October 27, 2016
The Tencent Keen Security Lab Team from China has won a total prize money of $215,000 in the 2016 Mobile Pwn2Own contest run by Trend Micro’s Zero Day Initiative (ZDI) in Tokyo, Japan.
Despite the implementation of high-security measures in current devices, the famous Chinese hackers crew has successfully hacked both Apple’s iPhone 6S as well as Google’s Nexus 6P phones.
For hacking Apple’s iPhone 6S, Keen Lab exploited two iOS vulnerabilities – a use-after-free bug in the renderer and a memory corruption flaw in the sandbox – and stole pictures from the device, for which the team was awarded $52,500.
The iPhone 6S exploit successfully worked despite the iOS 10 update rolled out by Apple this week.
Earlier this week, Marco Grassi from Keen Lab was credited by Apple for finding a serious remote code execution flaw in iOS that could compromise a victim’s phone by just viewing “a maliciously crafted JPEG” image.

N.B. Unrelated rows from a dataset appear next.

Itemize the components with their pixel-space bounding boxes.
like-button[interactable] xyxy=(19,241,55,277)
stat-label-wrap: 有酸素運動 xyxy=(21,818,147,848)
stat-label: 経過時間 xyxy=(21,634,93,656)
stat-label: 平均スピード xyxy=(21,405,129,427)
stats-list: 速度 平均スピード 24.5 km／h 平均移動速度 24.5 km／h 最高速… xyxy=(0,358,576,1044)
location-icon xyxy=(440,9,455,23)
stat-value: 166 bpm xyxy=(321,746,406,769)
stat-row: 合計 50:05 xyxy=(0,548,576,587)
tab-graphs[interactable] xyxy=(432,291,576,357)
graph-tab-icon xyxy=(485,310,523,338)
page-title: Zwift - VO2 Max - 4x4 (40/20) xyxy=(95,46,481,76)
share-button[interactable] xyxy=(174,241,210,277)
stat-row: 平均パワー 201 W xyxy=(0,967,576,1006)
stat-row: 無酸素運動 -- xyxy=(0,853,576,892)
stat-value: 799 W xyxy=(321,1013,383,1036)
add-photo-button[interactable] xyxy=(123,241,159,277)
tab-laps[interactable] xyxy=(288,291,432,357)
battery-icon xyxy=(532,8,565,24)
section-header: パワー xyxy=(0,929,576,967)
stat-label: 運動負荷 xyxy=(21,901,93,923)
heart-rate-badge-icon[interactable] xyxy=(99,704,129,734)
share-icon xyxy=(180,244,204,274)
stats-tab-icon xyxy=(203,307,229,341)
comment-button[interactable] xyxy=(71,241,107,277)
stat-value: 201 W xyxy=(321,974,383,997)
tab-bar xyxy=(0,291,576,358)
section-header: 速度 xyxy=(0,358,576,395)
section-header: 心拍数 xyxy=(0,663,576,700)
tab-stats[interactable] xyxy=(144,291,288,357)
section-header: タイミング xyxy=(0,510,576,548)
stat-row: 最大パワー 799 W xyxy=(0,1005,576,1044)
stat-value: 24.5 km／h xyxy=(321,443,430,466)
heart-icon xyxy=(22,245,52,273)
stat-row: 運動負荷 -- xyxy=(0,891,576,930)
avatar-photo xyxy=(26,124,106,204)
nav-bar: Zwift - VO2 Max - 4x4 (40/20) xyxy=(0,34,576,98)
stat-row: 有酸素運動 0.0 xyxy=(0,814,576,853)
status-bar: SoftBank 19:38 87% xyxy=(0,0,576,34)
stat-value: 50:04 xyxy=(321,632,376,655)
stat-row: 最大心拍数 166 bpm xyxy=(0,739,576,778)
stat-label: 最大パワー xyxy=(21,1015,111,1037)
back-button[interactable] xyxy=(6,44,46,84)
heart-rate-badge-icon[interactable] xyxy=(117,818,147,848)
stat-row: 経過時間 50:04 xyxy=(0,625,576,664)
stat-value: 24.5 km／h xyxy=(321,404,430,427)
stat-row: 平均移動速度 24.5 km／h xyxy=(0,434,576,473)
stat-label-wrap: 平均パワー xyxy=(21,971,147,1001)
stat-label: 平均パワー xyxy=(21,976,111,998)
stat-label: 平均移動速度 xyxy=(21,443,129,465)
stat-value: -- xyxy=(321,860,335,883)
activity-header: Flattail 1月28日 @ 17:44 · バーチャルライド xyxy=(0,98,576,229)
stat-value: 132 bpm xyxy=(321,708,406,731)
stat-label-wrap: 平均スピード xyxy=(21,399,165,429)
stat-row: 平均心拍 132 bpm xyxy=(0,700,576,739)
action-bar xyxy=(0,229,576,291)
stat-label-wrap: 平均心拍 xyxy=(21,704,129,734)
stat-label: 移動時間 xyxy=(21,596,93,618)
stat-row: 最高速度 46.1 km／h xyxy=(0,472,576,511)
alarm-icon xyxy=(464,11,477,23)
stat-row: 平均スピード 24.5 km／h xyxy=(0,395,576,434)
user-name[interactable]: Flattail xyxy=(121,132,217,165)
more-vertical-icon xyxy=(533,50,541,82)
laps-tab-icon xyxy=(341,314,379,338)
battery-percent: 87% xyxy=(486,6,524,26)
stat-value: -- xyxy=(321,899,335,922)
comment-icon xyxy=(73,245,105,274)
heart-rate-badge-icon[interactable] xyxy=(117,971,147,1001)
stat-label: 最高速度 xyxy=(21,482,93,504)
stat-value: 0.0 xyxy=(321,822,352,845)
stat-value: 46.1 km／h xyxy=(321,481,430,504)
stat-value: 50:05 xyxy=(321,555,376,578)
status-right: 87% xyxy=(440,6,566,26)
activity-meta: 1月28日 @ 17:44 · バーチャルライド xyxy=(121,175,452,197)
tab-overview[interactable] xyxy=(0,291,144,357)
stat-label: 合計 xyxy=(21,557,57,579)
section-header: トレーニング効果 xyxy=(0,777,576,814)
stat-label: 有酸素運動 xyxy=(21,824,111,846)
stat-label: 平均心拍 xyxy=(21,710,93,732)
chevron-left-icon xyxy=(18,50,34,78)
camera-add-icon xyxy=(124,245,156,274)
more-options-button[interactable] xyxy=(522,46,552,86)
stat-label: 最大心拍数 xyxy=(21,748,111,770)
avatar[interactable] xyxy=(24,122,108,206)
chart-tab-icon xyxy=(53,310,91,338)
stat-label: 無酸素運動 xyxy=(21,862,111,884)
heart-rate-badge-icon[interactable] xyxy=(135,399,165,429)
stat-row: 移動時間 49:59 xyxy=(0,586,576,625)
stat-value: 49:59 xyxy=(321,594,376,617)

However, a tweet from Keen Team indicated it was able to make the attack successfully work on iOS 10.1 as well.
The Keen Lab also managed to install a malicious app on the iPhone 6S, but the app did not survive a reboot due to a default configuration setting, which prevented persistence. Still, the ZDI awarded the hackers $60,000 for the vulnerabilities they used in the hack.